The same decision point writes the record. Every AI call becomes a logged event that names the calling identity, the destination endpoint, and the policy outcome. That is the govern-and-defend-at-machine-speed posture the report describes, implemented at the one layer where AI traffic is observable. For the running catalog of 2026 AI-security events and reports, see the agentic AI news pillar.

Book a demo today.

Frequently asked questions

What is the main finding of the Check Point AI Security Report 2026?

The coverage led with autonomous exploitation: intrusions where AI ran attack workflows with little human direction, and a finding that 87% to 93% of organizations had at least one high-risk AI interaction every month between October 2025 and May 2026. The section this article focuses on is the AI-infrastructure attack surface, exposed model servers, agent control panels, and inference endpoints that attackers probe while most teams have no inventory of them.

Why is AI-infrastructure visibility a security problem?

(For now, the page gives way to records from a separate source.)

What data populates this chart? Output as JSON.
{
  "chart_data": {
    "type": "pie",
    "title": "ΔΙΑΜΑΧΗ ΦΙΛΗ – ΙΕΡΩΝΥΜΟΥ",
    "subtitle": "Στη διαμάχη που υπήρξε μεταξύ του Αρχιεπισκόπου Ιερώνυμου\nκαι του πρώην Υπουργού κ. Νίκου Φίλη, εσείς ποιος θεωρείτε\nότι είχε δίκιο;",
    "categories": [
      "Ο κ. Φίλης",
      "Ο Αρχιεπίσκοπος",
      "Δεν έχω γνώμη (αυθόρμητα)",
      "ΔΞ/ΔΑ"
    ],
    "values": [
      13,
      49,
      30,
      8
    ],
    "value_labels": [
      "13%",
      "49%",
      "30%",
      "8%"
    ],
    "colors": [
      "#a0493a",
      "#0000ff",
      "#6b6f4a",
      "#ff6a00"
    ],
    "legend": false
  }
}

You cannot authorize, rate-limit, inspect, or log traffic to endpoints you have not enumerated. When AI calls travel through unmanaged paths, downstream controls do not apply because they never see the traffic. The exposure is both that an endpoint is reachable and that the calls to it are unobserved. Routing AI traffic through an identity-aware control point makes those calls authenticated, authorized, and logged.

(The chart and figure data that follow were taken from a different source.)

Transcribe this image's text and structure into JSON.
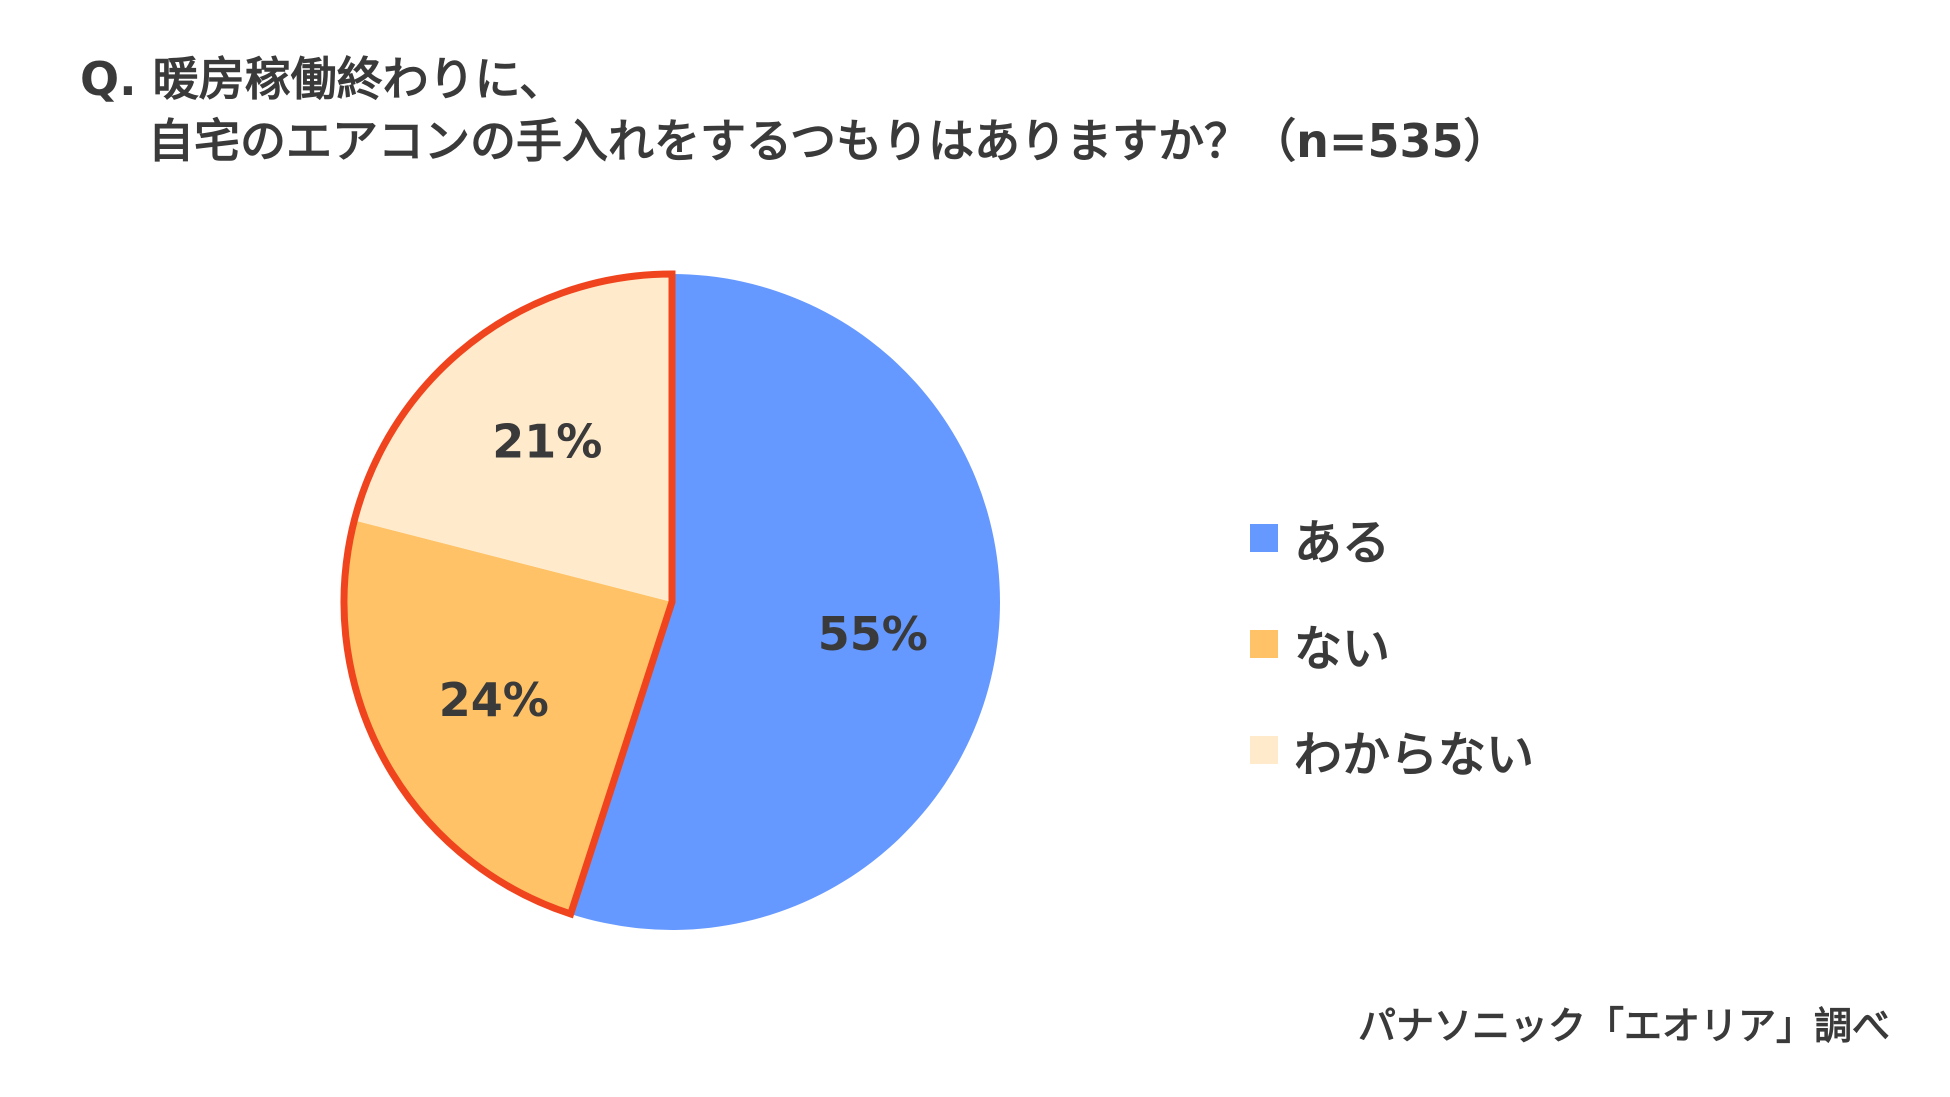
{
  "title": {
    "line1": "Q. 暖房稼働終わりに、",
    "line2": "自宅のエアコンの手入れをするつもりはありますか？（n=535）"
  },
  "source": "パナソニック「エオリア」調べ",
  "chart_data": {
    "type": "pie",
    "title": "Q. 暖房稼働終わりに、自宅のエアコンの手入れをするつもりはありますか？（n=535）",
    "categories": [
      "ある",
      "ない",
      "わからない"
    ],
    "values": [
      55,
      24,
      21
    ],
    "value_labels": [
      "55%",
      "24%",
      "21%"
    ],
    "colors": [
      "#6699FF",
      "#FFC266",
      "#FFEBCC"
    ],
    "highlight_color": "#F0441E",
    "highlighted": [
      "ない",
      "わからない"
    ],
    "legend_position": "right",
    "start_angle": "12 o'clock, clockwise"
  }
}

How does this differ from the shadow-AI data-exposure problem?

The shadow-AI and employee-data-upload angle is about sanctioned and unsanctioned use of external AI tools and what data leaves with those prompts, which the 2026 Zscaler numbers cover. The infrastructure-visibility finding here is about the model servers, control panels, and inference endpoints inside and around your environment that attackers scan for. Related, but a different attack surface.

What does defending at machine speed require?

It requires enforcement that acts on the request path before a call executes, rather than detection after the traffic has landed. Mandiant's M-Trends 2026 report recorded a median 22-second window from initial access to handoff in 2025. An inline pass-or-block decision on AI traffic, made in tens of milliseconds, is what keeps a control ahead of an attacker moving at that speed.